Hasilnya luar biasa. Ruji-ruji logamnya laku keras, dan diekspor ke
seluruh dunia. Pada usia 30 tahun, Honda menandatangani patennya yang
pertama. Setelah menciptakan ruji. Lalu Honda pun ingin melepaskan diri
dari bosnya, membuat usaha bengkel sendiri. Mulai saat itu dia berpikir,
spesialis apa yang dipilih ? Otaknya tertuju kepada pembuatan ring
piston, yang dihasilkan oleh bengkelnya sendiri pada 1938.
Lalu,
ditawarkannya karya itu ke sejumlah pabrikan otomotif. Sayang, karyanya
itu ditolak oleh Toyota, karena dianggap tidak memenuhi standar. Ring
Piston buatannya tidak lentur, dan tidak laku dijual. Ia ingat reaksi
teman-temannya terhadap kegagalan itu dan menyesalkan dirinya keluar
dari bengkel milik Saka Kibara. Akibat kegagalan itu, Honda jatuh sakit
cukup serius. Dua bulan kemudian, kesehatannya pulih kembali. Ia kembali
memimpin bengkelnya. Tapi, soal ring pinston itu, belum juga ada
solusinya. Demi mencari jawaban, ia kuliah lagi untuk menambah
pengetahuannya tentang mesin.
Siang
hari, setelah pulang kuliah, dia langsung ke bengkel mempraktekkan
pengetahuan yang baru diperoleh. Tetapi, setelah dua tahun menjadi
mahasiswa, ia akhirnya dikeluarkan karena jarang mengikuti kuliah.

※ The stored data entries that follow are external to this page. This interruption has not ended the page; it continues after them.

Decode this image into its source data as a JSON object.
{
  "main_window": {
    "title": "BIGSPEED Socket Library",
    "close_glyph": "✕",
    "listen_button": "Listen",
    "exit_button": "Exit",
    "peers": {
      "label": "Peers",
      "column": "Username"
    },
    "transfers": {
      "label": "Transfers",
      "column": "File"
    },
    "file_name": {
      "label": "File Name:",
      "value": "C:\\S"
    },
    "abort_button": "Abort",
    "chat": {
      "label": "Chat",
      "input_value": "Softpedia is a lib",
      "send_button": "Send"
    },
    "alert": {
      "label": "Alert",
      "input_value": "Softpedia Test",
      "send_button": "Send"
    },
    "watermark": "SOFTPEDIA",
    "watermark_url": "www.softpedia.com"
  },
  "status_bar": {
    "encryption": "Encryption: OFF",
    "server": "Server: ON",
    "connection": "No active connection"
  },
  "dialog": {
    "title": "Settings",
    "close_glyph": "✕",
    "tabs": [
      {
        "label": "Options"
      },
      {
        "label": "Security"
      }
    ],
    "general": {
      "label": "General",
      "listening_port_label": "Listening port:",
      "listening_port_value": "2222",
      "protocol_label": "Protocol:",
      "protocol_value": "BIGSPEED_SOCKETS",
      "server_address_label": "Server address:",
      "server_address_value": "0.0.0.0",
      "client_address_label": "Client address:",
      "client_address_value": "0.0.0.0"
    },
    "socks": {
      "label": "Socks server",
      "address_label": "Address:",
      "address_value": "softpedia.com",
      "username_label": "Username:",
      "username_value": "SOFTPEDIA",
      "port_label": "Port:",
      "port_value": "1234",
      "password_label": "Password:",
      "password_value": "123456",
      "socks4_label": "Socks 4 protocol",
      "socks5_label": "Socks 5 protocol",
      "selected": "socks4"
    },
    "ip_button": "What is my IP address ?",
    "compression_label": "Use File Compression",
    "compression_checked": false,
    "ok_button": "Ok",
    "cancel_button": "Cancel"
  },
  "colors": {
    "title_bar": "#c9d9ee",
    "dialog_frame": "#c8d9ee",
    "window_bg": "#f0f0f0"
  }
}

''Saya merasa sekarat, karena ketika lapar tidak diberi makan, melainkan
dijejali penjelasan bertele-tele tentang hukum makanan dan
pengaruhnya,'' ujar Honda, yang diusia mudanya gandrung balap mobil.
Kepada rektornya, ia jelaskan kuliahnya bukan mencari ijazah. Melainkan
pengetahuan.
Penjelasan
ini justru dianggap penghinaan. Tapi dikeluarkan dari perguruan tinggi
bukan akhir segalanya. Berkat kerja kerasnya, desain ring pinston-nya
diterima pihak Toyota yang langsung memberikan kontrak. Ini membawa
Honda berniat mendirikan pabrik. Impiannya untuk mendirikan pabrik
mesinpun serasa kian dekat di pelupuk mata. Tetapi malangnya, niatan itu
kandas. Jepang, karena siap perang, tidak memberikan dana kepada
masyarakat. Bukan Honda kalau menghadapi kegagalan lalu menyerah pasrah.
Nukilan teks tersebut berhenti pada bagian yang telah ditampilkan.